Facebook is on a mission to tie people to one (Facebook) identity across the Internet. The latest addition to the off-network spread of their social graph is the new Facebook commenting system, which was adopted by Techcrunch and many others last week.
By forming a reciprocal feedback loop with websites, Facebook can collect more data and drive more targeted ads (comments as sponsored stories). While websites can tap into Facebook’s 600 million user base and potentially boost traffic and page views.
So the reasons why Facebook is championing one “real” identity and the off-network spread of their social graph are obvious, but there is still something very worryingly with statements like this one from Zuckerberg:
“You have one identity.

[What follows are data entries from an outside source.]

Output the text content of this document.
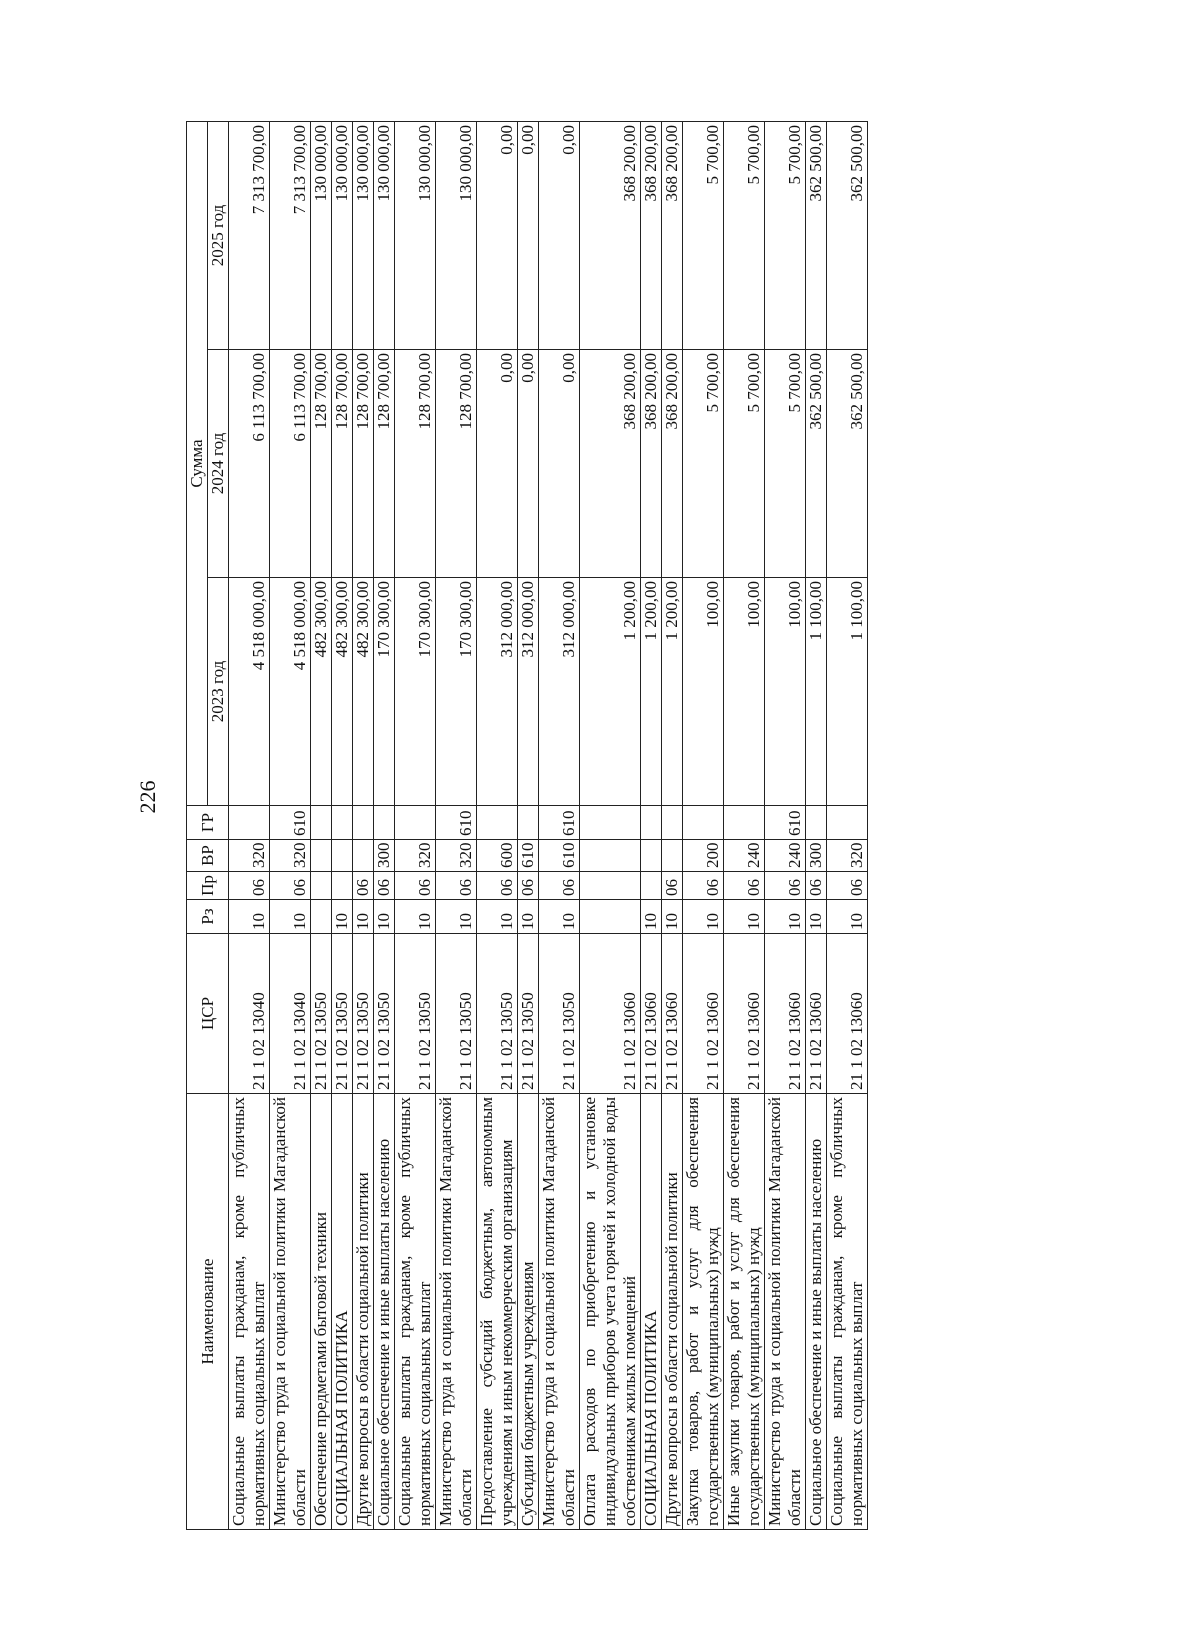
226
Наименование	ЦСР	Рз	Пр	ВР	ГР	Сумма		
						2023 год	2024 год	2025 год
Социальные выплаты гражданам, кроме публичных нормативных социальных выплат	21 1 02 13040	10	06	320		4 518 000,00	6 113 700,00	7 313 700,00
Министерство труда и социальной политики Магаданской области	21 1 02 13040	10	06	320	610	4 518 000,00	6 113 700,00	7 313 700,00
Обеспечение предметами бытовой техники	21 1 02 13050					482 300,00	128 700,00	130 000,00
СОЦИАЛЬНАЯ ПОЛИТИКА	21 1 02 13050	10				482 300,00	128 700,00	130 000,00
Другие вопросы в области социальной политики	21 1 02 13050	10	06			482 300,00	128 700,00	130 000,00
Социальное обеспечение и иные выплаты населению	21 1 02 13050	10	06	300		170 300,00	128 700,00	130 000,00
Социальные выплаты гражданам, кроме публичных нормативных социальных выплат	21 1 02 13050	10	06	320		170 300,00	128 700,00	130 000,00
Министерство труда и социальной политики Магаданской области	21 1 02 13050	10	06	320	610	170 300,00	128 700,00	130 000,00
Предоставление субсидий бюджетным, автономным учреждениям и иным некоммерческим организациям	21 1 02 13050	10	06	600		312 000,00	0,00	0,00
Субсидии бюджетным учреждениям	21 1 02 13050	10	06	610		312 000,00	0,00	0,00
Министерство труда и социальной политики Магаданской области	21 1 02 13050	10	06	610	610	312 000,00	0,00	0,00
Оплата расходов по приобретению и установке индивидуальных приборов учета горячей и холодной воды собственникам жилых помещений	21 1 02 13060					1 200,00	368 200,00	368 200,00
СОЦИАЛЬНАЯ ПОЛИТИКА	21 1 02 13060	10				1 200,00	368 200,00	368 200,00
Другие вопросы в области социальной политики	21 1 02 13060	10	06			1 200,00	368 200,00	368 200,00
Закупка товаров, работ и услуг для обеспечения государственных (муниципальных) нужд	21 1 02 13060	10	06	200		100,00	5 700,00	5 700,00
Иные закупки товаров, работ и услуг для обеспечения государственных (муниципальных) нужд	21 1 02 13060	10	06	240		100,00	5 700,00	5 700,00
Министерство труда и социальной политики Магаданской области	21 1 02 13060	10	06	240	610	100,00	5 700,00	5 700,00
Социальное обеспечение и иные выплаты населению	21 1 02 13060	10	06	300		1 100,00	362 500,00	362 500,00
Социальные выплаты гражданам, кроме публичных нормативных социальных выплат	21 1 02 13060	10	06	320		1 100,00	362 500,00	362 500,00
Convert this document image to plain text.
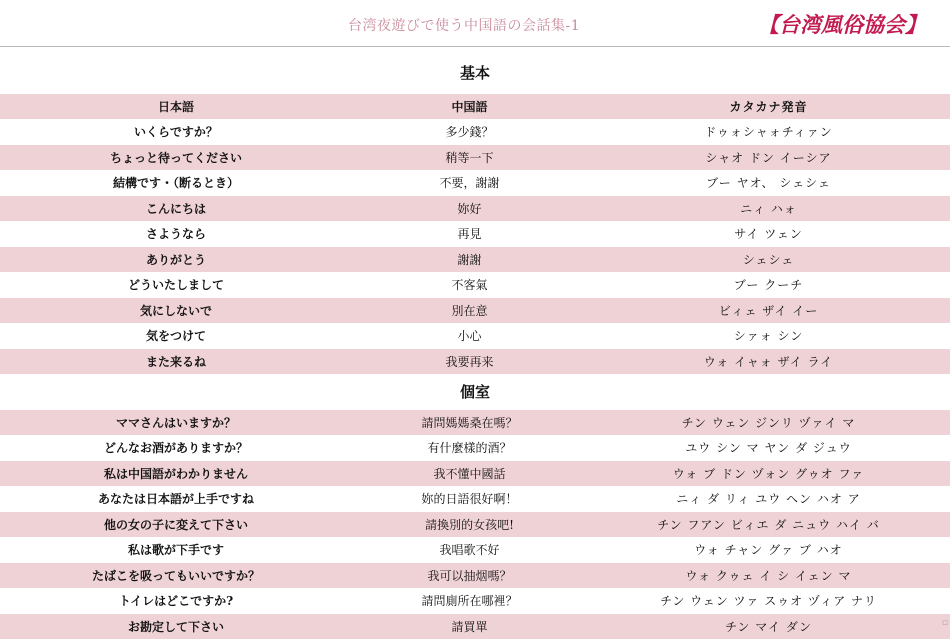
台湾夜遊びで使う中国語の会話集-1	【台湾風俗協会】
基本
日本語	中国語	カタカナ発音
いくらですか？	多少錢？	ドゥォシャォチィァン
ちょっと待ってください	稍等一下	シャオ ドン イーシア
結構です・（断るとき）	不要，謝謝	ブー ヤオ、 シェシェ
こんにちは	妳好	ニィ ハォ
さようなら	再見	サイ ツェン
ありがとう	謝謝	シェシェ
どういたしまして	不客氣	ブー クーチ
気にしないで	別在意	ビィェ ザイ イー
気をつけて	小心	シァォ シン
また来るね	我要再来	ウォ イャォ ザイ ライ
個室
ママさんはいますか？	請問媽媽桑在嗎？	チン ウェン ジンリ ヅァイ マ
どんなお酒がありますか？	有什麼樣的酒？	ユウ シン マ ヤン ダ ジュウ
私は中国語がわかりません	我不懂中國話	ウォ ブ ドン ヅォン グゥオ ファ
あなたは日本語が上手ですね	妳的日語很好啊！	ニィ ダ リィ ユウ ヘン ハオ ア
他の女の子に変えて下さい	請換別的女孩吧!	チン フアン ビィエ ダ ニュウ ハイ バ
私は歌が下手です	我唱歌不好	ウォ チャン グァ ブ ハオ
たばこを吸ってもいいですか？	我可以抽烟嗎？	ウォ クゥェ イ シ イェン マ
トイレはどこですか?	請問廁所在哪裡？	チン ウェン ツァ スゥオ ヅィア ナリ
お勘定して下さい	請買單	チン マイ ダン	▫
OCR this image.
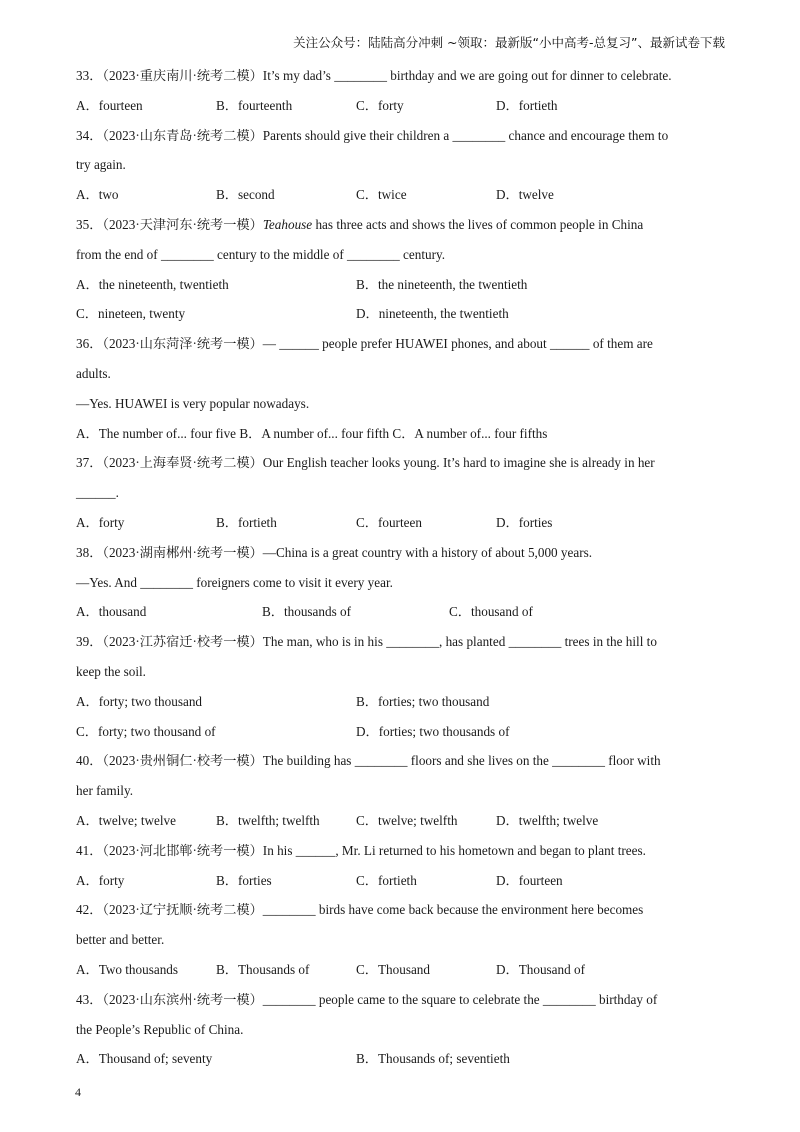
关注公众号：陆陆高分冲刺 ~领取：最新版“小中高考-总复习”、最新试卷下载
33．（2023·重庆南川·统考二模）It’s my dad’s ________ birthday and we are going out for dinner to celebrate.
A．fourteen	B．fourteenth	C．forty	D．fortieth
34．（2023·山东青岛·统考二模）Parents should give their children a ________ chance and encourage them to
try again.
A．two	B．second	C．twice	D．twelve
35．（2023·天津河东·统考一模）Teahouse has three acts and shows the lives of common people in China
from the end of ________ century to the middle of ________ century.
A．the nineteenth, twentieth	B．the nineteenth, the twentieth
C．nineteen, twenty	D．nineteenth, the twentieth
36．（2023·山东菏泽·统考一模）— ______ people prefer HUAWEI phones, and about ______ of them are
adults.
—Yes. HUAWEI is very popular nowadays.
A．The number of... four five B．A number of... four fifth C．A number of... four fifths
37．（2023·上海奉贤·统考二模）Our English teacher looks young. It’s hard to imagine she is already in her
______.
A．forty	B．fortieth	C．fourteen	D．forties
38．（2023·湖南郴州·统考一模）—China is a great country with a history of about 5,000 years.
—Yes. And ________ foreigners come to visit it every year.
A．thousand	B．thousands of	C．thousand of
39．（2023·江苏宿迁·校考一模）The man, who is in his ________, has planted ________ trees in the hill to
keep the soil.
A．forty; two thousand	B．forties; two thousand
C．forty; two thousand of	D．forties; two thousands of
40．（2023·贵州铜仁·校考一模）The building has ________ floors and she lives on the ________ floor with
her family.
A．twelve; twelve	B．twelfth; twelfth	C．twelve; twelfth	D．twelfth; twelve
41．（2023·河北邯郸·统考一模）In his ______, Mr. Li returned to his hometown and began to plant trees.
A．forty	B．forties	C．fortieth	D．fourteen
42．（2023·辽宁抚顺·统考二模）________ birds have come back because the environment here becomes
better and better.
A．Two thousands	B．Thousands of	C．Thousand	D．Thousand of
43．（2023·山东滨州·统考一模）________ people came to the square to celebrate the ________ birthday of
the People’s Republic of China.
A．Thousand of; seventy	B．Thousands of; seventieth
4
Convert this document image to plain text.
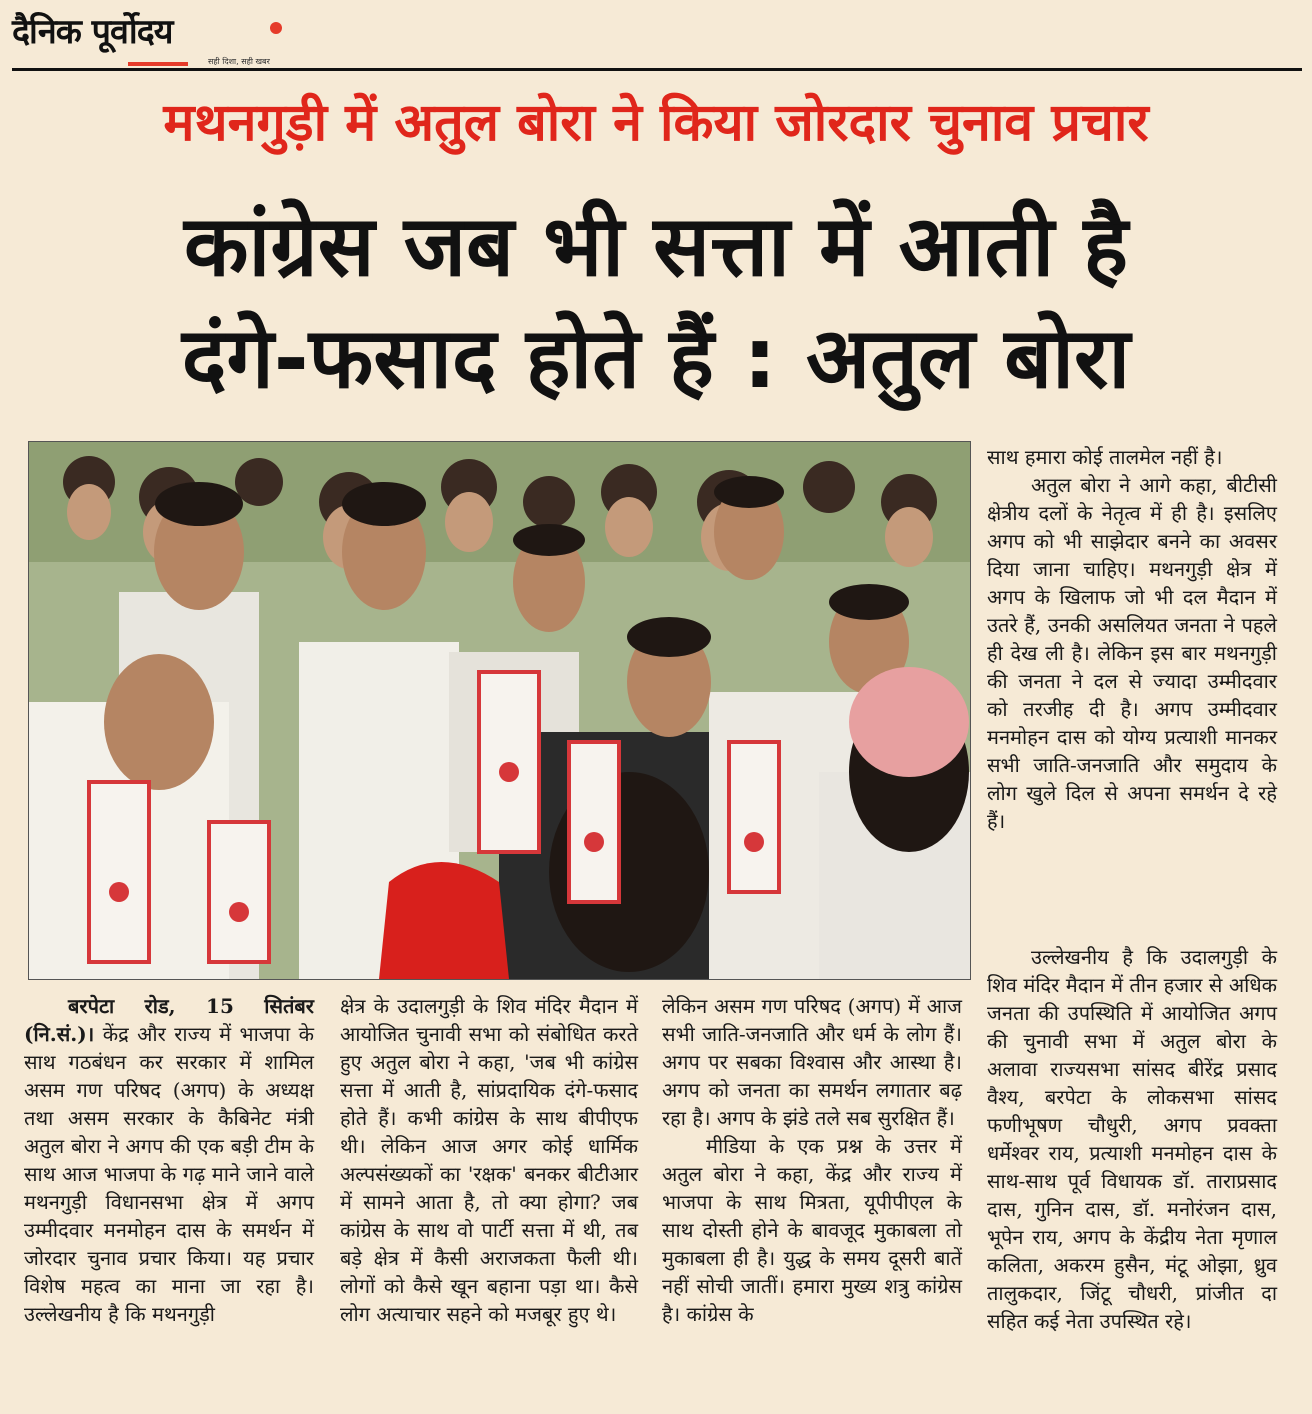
दैनिक पूर्वोदय
सही दिशा, सही खबर
मथनगुड़ी में अतुल बोरा ने किया जोरदार चुनाव प्रचार
कांग्रेस जब भी सत्ता में आती है
दंगे-फसाद होते हैं : अतुल बोरा

साथ हमारा कोई तालमेल नहीं है।

अतुल बोरा ने आगे कहा, बीटीसी क्षेत्रीय दलों के नेतृत्व में ही है। इसलिए अगप को भी साझेदार बनने का अवसर दिया जाना चाहिए। मथनगुड़ी क्षेत्र में अगप के खिलाफ जो भी दल मैदान में उतरे हैं, उनकी असलियत जनता ने पहले ही देख ली है। लेकिन इस बार मथनगुड़ी की जनता ने दल से ज्यादा उम्मीदवार को तरजीह दी है। अगप उम्मीदवार मनमोहन दास को योग्य प्रत्याशी मानकर सभी जाति-जनजाति और समुदाय के लोग खुले दिल से अपना समर्थन दे रहे हैं।

बरपेटा रोड, 15 सितंबर (नि.सं.)। केंद्र और राज्य में भाजपा के साथ गठबंधन कर सरकार में शामिल असम गण परिषद (अगप) के अध्यक्ष तथा असम सरकार के कैबिनेट मंत्री अतुल बोरा ने अगप की एक बड़ी टीम के साथ आज भाजपा के गढ़ माने जाने वाले मथनगुड़ी विधानसभा क्षेत्र में अगप उम्मीदवार मनमोहन दास के समर्थन में जोरदार चुनाव प्रचार किया। यह प्रचार विशेष महत्व का माना जा रहा है। उल्लेखनीय है कि मथनगुड़ी

क्षेत्र के उदालगुड़ी के शिव मंदिर मैदान में आयोजित चुनावी सभा को संबोधित करते हुए अतुल बोरा ने कहा, 'जब भी कांग्रेस सत्ता में आती है, सांप्रदायिक दंगे-फसाद होते हैं। कभी कांग्रेस के साथ बीपीएफ थी। लेकिन आज अगर कोई धार्मिक अल्पसंख्यकों का 'रक्षक' बनकर बीटीआर में सामने आता है, तो क्या होगा? जब कांग्रेस के साथ वो पार्टी सत्ता में थी, तब बड़े क्षेत्र में कैसी अराजकता फैली थी। लोगों को कैसे खून बहाना पड़ा था। कैसे लोग अत्याचार सहने को मजबूर हुए थे।

लेकिन असम गण परिषद (अगप) में आज सभी जाति-जनजाति और धर्म के लोग हैं। अगप पर सबका विश्वास और आस्था है। अगप को जनता का समर्थन लगातार बढ़ रहा है। अगप के झंडे तले सब सुरक्षित हैं।

मीडिया के एक प्रश्न के उत्तर में अतुल बोरा ने कहा, केंद्र और राज्य में भाजपा के साथ मित्रता, यूपीपीएल के साथ दोस्ती होने के बावजूद मुकाबला तो मुकाबला ही है। युद्ध के समय दूसरी बातें नहीं सोची जातीं। हमारा मुख्य शत्रु कांग्रेस है। कांग्रेस के

उल्लेखनीय है कि उदालगुड़ी के शिव मंदिर मैदान में तीन हजार से अधिक जनता की उपस्थिति में आयोजित अगप की चुनावी सभा में अतुल बोरा के अलावा राज्यसभा सांसद बीरेंद्र प्रसाद वैश्य, बरपेटा के लोकसभा सांसद फणीभूषण चौधुरी, अगप प्रवक्ता धर्मेश्वर राय, प्रत्याशी मनमोहन दास के साथ-साथ पूर्व विधायक डॉ. ताराप्रसाद दास, गुनिन दास, डॉ. मनोरंजन दास, भूपेन राय, अगप के केंद्रीय नेता मृणाल कलिता, अकरम हुसैन, मंटू ओझा, ध्रुव तालुकदार, जिंटू चौधरी, प्रांजीत दा सहित कई नेता उपस्थित रहे।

The days of you having a different image for your work friends or co-workers and for the other people you know are probably coming to an end pretty quickly … Having two identities for yourself is an example of a lack of integrity.”
Obviously, this is a very privileged position to take. Just think of dissidents and protestors around the world, speaking up against injustice and oppressive regimes without revealing their real names, they don’t lack integrity do they? And while it for us, as part of the privileged class, is less to fear in terms of exposure of our “real identity”, a one-dimensional and uniform identity is just not something we would want.Online, just as in “real life”, we want to play out different identities in different social groups and contexts, and connect emotional on different levels with different people.
In my opinion, the question “who am I?” is not answered by looking within, but rather by taking into account the social context of relationships, routines and actions. We no longer have one stable identity. Identity is fluid because it changes according to the social context of the individual.
A stable and uniform online identity, and log-on, will threaten this fluidity and can impose conscious and unconscious limits on how we express ourselves. Which in turn can make the Internet a less creative and interesting place to be.
The good news might be that this opens up a lot of space for new social networks and services, with a better grasp of modern identity and the fluidity of it as we navigate between different social groups and contexts both online and offline. Maybe we won’t have to live inside Zuckerberg’s walled garten for eternity after all.